CALL flowfunctions.restore.restore_firebase_table_from_gcs_backup (
    backup_firebase_gcs_bucket_name, -- STRING
    restore_dataset_ref -- STRING 
    )
CALL flowfunctionseu.restore.restore_firebase_table_from_gcs_backup (
    backup_firebase_gcs_bucket_name, -- STRING
    restore_dataset_ref -- STRING 
    )

Flow Resources from DDL

When you regularly schedule the flowfunctions.backup functions, you always have a daily snapshot of your transformation flow resources, which makes it very simple to restore your flow logic to any point in time.

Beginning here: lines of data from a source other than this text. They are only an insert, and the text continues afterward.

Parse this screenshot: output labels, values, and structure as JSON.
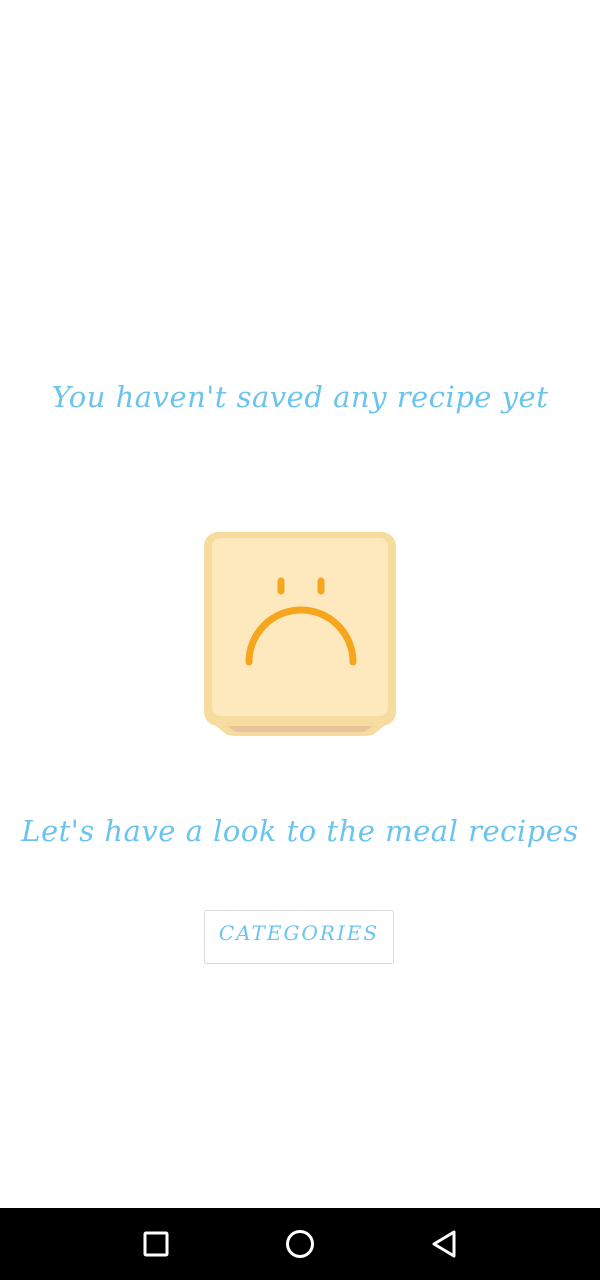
{
  "theme": {
    "accent": "#6ac4ef",
    "illustration_face": "#fde9bd",
    "illustration_border": "#f7dca0",
    "illustration_frown": "#f5a61d",
    "illustration_base": "#eac39a"
  },
  "empty_state": {
    "title": "You haven't saved any recipe yet",
    "illustration_icon": "sad-face-box-icon",
    "message": "Let's have a look to the meal recipes",
    "button_label": "CATEGORIES"
  },
  "system_nav": {
    "recents_icon": "square-icon",
    "home_icon": "circle-icon",
    "back_icon": "triangle-back-icon"
  }
}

This is useful to restore the end-to-end flow if it is accidentally deleted or corrupted, but can also be used to 'time travel' if you want to identify when a particular result or behaviour first arose.

Routines

Since views often use ROUTINES, it is often preferable to restore the routines before the views and tables. This is achieved by executing the following function:

CALL flowfunctions.restore.restore_routines_from_info_schema_backup(
    info_schema_routines_table_ref, -- STRING
    source_routines_dataset_name, -- STRING
    destination_dataset_ref -- STRING
    );
CALL flowfunctionseu.restore.restore_routines_from_info_schema_backup(
    info_schema_routines_table_ref, -- STRING
    source_routines_dataset_name, -- STRING
    destination_dataset_ref -- STRING
    );

The source_routines_dataset_name means that you have to restore routines from one source dataset at a time.

Tables and Views

Transformation flow stage naming conventions mean that flow stages can only have dependencies on stages with a lower flow_stage_index, which means that a simple sort on table_name and executing the DDL in order ensures that none of these restore DDL statements will fail due to dependencies not yet existing. This resource restoration is achieved using the following function:

CALL flowfunctions.restore.restore_tables_and_views_from_info_schema_backup(
    info_schema_tables_table_ref, -- STRING
    source_dataset_name, -- STRING
    destination_dataset_ref -- STRING
    );
CALL flowfunctionseu.restore.restore_tables_and_views_from_info_schema_backup(
    info_schema_tables_table_ref, -- STRING
    source_dataset_name, -- STRING
    destination_dataset_ref -- STRING
    );